Yet not only have Republicans apparently abandoned their extreme hard-line stance on disclosure, they seem to have abandoned almost any interest in enforcing it. Last week, Judiciary Committee Ranking Member Dianne Feinstein outlined her concern that failures to disclose relevant information and materials to the committee are becoming a pattern under this administration. As she noted, “These are lifetime appointments. The committee can’t do its job and review nominees’ records if the administration hides information, and both parties should be furious at this routine practice under President Trump.”

Feinstein is right. Not just senators of both parties – but all of us – should be furious when the Trump Administration and its nominees flout the public’s right to know critical information about nominees tapped for such influential positions. Federal judges play a critical role in safeguarding our democracy and rule of law, and ensuring the proper application of important constitutional rights and essential legal protections, including protecting the right to vote, equal rights for minorities, women and LGBTQ Americans, and important protections for workers, consumers and the environment. Further, these are lifetime appointments – these people will be deciding cases and interpreting our rights and laws for the next generation.

At the beginning of this year’s Sunshine Week, former Judiciary Committee Ranking Member Patrick Leahy gave a powerful keynote address at the National Archives, declaring that “a government that hides from the people can never be a government of, by, and for the people.” Moreover, two leading Republicans on the committee, Chairman Grassley and Senator Cornyn, have done notable work in support of transparency with their efforts on the Freedom of Information Act and whistleblowers; they should apply the same principle to their work on nominations.

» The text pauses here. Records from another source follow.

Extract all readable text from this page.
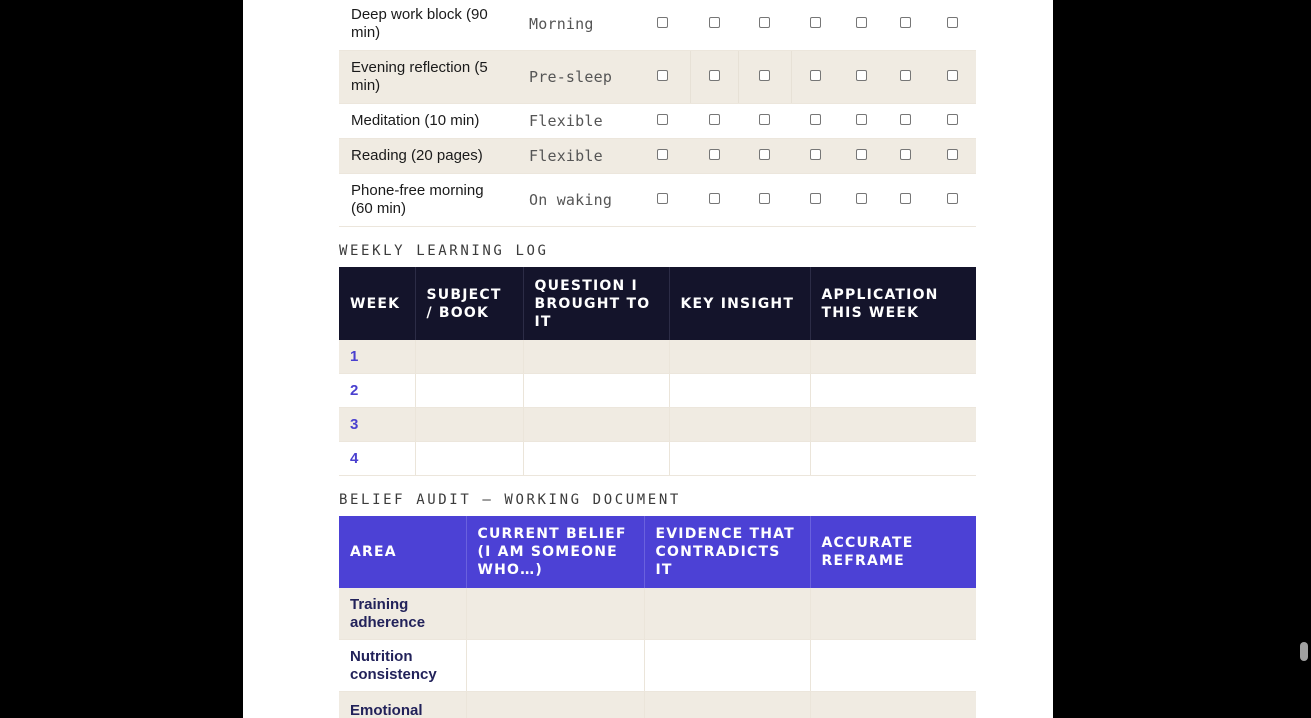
Deep work block (90 min)	Morning							
Evening reflection (5 min)	Pre-sleep							
Meditation (10 min)	Flexible							
Reading (20 pages)	Flexible							
Phone-free morning (60 min)	On waking							
WEEKLY LEARNING LOG
WEEK	SUBJECT / BOOK	QUESTION I BROUGHT TO IT	KEY INSIGHT	APPLICATION THIS WEEK
1				
2				
3				
4				
BELIEF AUDIT — WORKING DOCUMENT
AREA	CURRENT BELIEF (I AM SOMEONE WHO…)	EVIDENCE THAT CONTRADICTS IT	ACCURATE REFRAME
Training adherence			
Nutrition consistency			
Emotional			
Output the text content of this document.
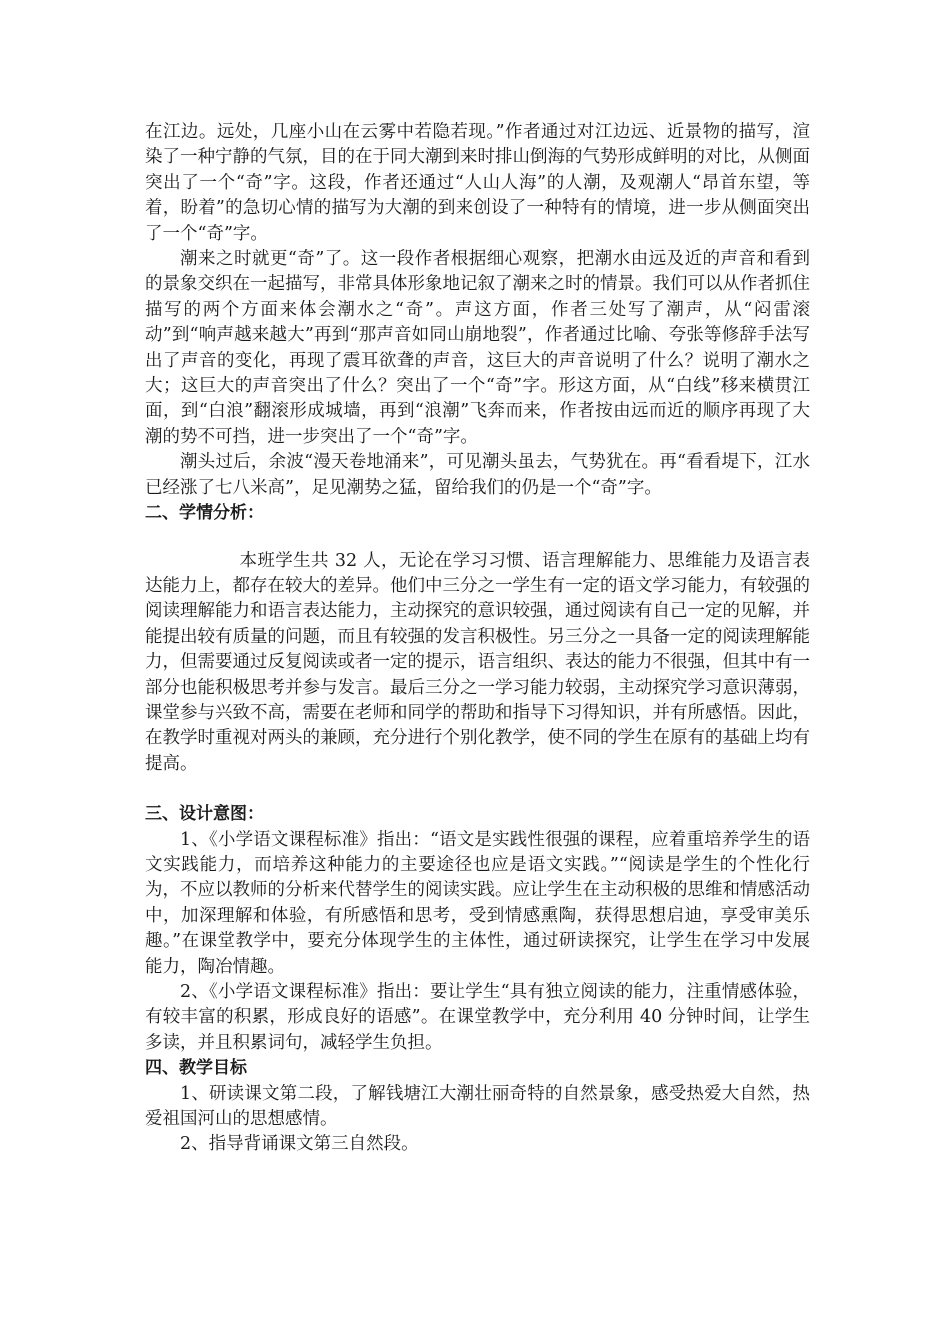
在江边。远处，几座小山在云雾中若隐若现。”作者通过对江边远、近景物的描写，渲染了一种宁静的气氛，目的在于同大潮到来时排山倒海的气势形成鲜明的对比，从侧面突出了一个“奇”字。这段，作者还通过“人山人海”的人潮，及观潮人“昂首东望，等着，盼着”的急切心情的描写为大潮的到来创设了一种特有的情境，进一步从侧面突出了一个“奇”字。

潮来之时就更“奇”了。这一段作者根据细心观察，把潮水由远及近的声音和看到的景象交织在一起描写，非常具体形象地记叙了潮来之时的情景。我们可以从作者抓住描写的两个方面来体会潮水之“奇”。声这方面，作者三处写了潮声，从“闷雷滚动”到“响声越来越大”再到“那声音如同山崩地裂”，作者通过比喻、夸张等修辞手法写出了声音的变化，再现了震耳欲聋的声音，这巨大的声音说明了什么？说明了潮水之大；这巨大的声音突出了什么？突出了一个“奇”字。形这方面，从“白线”移来横贯江面，到“白浪”翻滚形成城墙，再到“浪潮”飞奔而来，作者按由远而近的顺序再现了大潮的势不可挡，进一步突出了一个“奇”字。

潮头过后，余波“漫天卷地涌来”，可见潮头虽去，气势犹在。再“看看堤下，江水已经涨了七八米高”，足见潮势之猛，留给我们的仍是一个“奇”字。

二、学情分析：

本班学生共 32 人，无论在学习习惯、语言理解能力、思维能力及语言表达能力上，都存在较大的差异。他们中三分之一学生有一定的语文学习能力，有较强的阅读理解能力和语言表达能力，主动探究的意识较强，通过阅读有自己一定的见解，并能提出较有质量的问题，而且有较强的发言积极性。另三分之一具备一定的阅读理解能力，但需要通过反复阅读或者一定的提示，语言组织、表达的能力不很强，但其中有一部分也能积极思考并参与发言。最后三分之一学习能力较弱，主动探究学习意识薄弱，课堂参与兴致不高，需要在老师和同学的帮助和指导下习得知识，并有所感悟。因此，在教学时重视对两头的兼顾，充分进行个别化教学，使不同的学生在原有的基础上均有提高。

三、设计意图：

1、《小学语文课程标准》指出：“语文是实践性很强的课程，应着重培养学生的语文实践能力，而培养这种能力的主要途径也应是语文实践。”“阅读是学生的个性化行为，不应以教师的分析来代替学生的阅读实践。应让学生在主动积极的思维和情感活动中，加深理解和体验，有所感悟和思考，受到情感熏陶，获得思想启迪，享受审美乐趣。”在课堂教学中，要充分体现学生的主体性，通过研读探究，让学生在学习中发展能力，陶冶情趣。

2、《小学语文课程标准》指出：要让学生“具有独立阅读的能力，注重情感体验，有较丰富的积累，形成良好的语感”。在课堂教学中，充分利用 40 分钟时间，让学生多读，并且积累词句，减轻学生负担。

四、教学目标

1、研读课文第二段，了解钱塘江大潮壮丽奇特的自然景象，感受热爱大自然，热爱祖国河山的思想感情。

2、指导背诵课文第三自然段。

So in that spirit, we say to the White House, its nominees, and the Senate’s GOP leadership: Stop hiding the ball when it comes to judicial nominees. Senators should not have to play detective when reviewing the records of nominees to lifetime positions. Now is the time for senators of both parties to reassert the Senate’s role, as an independent branch of government, to provide “advice and consent” and insist on full disclosure. Now’s the time to let the sunshine in – not just this week, but every week.